Proposed hydroelectric scheme for Waitaki River, New Zealand

Project Aqua was a hydroelectric scheme proposed for the lower Waitaki River in New Zealand. Although the scheme had considerable support from some locals, it met with opposition from many other groups, and Meridian Energy decided in March 2004 not to go ahead with the project.

==The plan==
The plan was to divert river water at the rate of up to 280 cubic metres per second into a separate canal for six power stations. This was on top of the three dams already in the upper Waitaki River. The scheme would have produced approximately 520MW of power – enough to supply a city the size of Christchurch.

==Objections==
The objections to the scheme included land issues, the disruption during construction, and concerns about the sustainability of the river. Meridian Energy was working on a large scale mitigation process, whereby issues could be identified and mitigated, when the scheme was finally cancelled.

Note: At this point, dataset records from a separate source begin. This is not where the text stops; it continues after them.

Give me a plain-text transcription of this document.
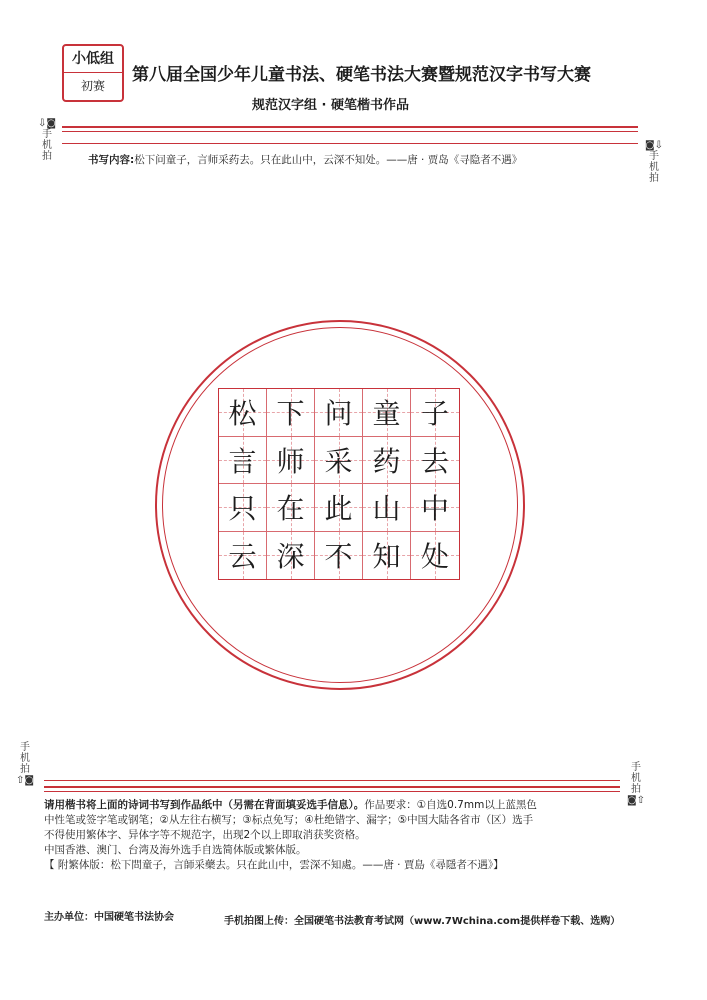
小低组
初赛
第八届全国少年儿童书法、硬笔书法大赛暨规范汉字书写大赛
规范汉字组 · 硬笔楷书作品
⇩◙
手机拍
◙⇩
手机拍
书写内容:松下问童子，言师采药去。只在此山中，云深不知处。——唐 · 贾岛《寻隐者不遇》
松 下 问 童 子
言 师 采 药 去
只 在 此 山 中
云 深 不 知 处
手机拍
⇧◙
手机拍
◙⇧
请用楷书将上面的诗词书写到作品纸中（另需在背面填妥选手信息）。作品要求：①自选0.7mm以上蓝黑色
中性笔或签字笔或钢笔；②从左往右横写；③标点免写；④杜绝错字、漏字；⑤中国大陆各省市（区）选手
不得使用繁体字、异体字等不规范字，出现2个以上即取消获奖资格。
中国香港、澳门、台湾及海外选手自选简体版或繁体版。
【 附繁体版：松下問童子，言師采藥去。只在此山中，雲深不知處。——唐 · 賈島《尋隱者不遇》】
主办单位：中国硬笔书法协会	手机拍图上传：全国硬笔书法教育考试网（www.7Wchina.com提供样卷下载、选购）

==Abandonment and impact==
On 29 March 2004, Meridian announced that they would not continue with Project Aqua. Among their reasons were the uncertainty in gaining access to the water, that Aqua could not come on line soon enough to meet New Zealand's growing electricity demand, the amount of money it was costing the company, design changes due to geology reports, and the Resource Management Act making it difficult to get consent for large water based projects.

Meridian's 2004 annual report states that they lost NZ$38.7 million on the project. At the time of cancellation they had spent considerably more than this, but much of the expenditure was for assets such as land that they would later sell.

==Possible alternative scheme==
Subsequently, Meridian proceeded to develop an alternative hydroelectric scheme along the same stretch of the Waitaki River – the North Bank tunnel project. They received water uses consents from Environment Canterbury in December 2008 but work on the project was suspended in January 2013.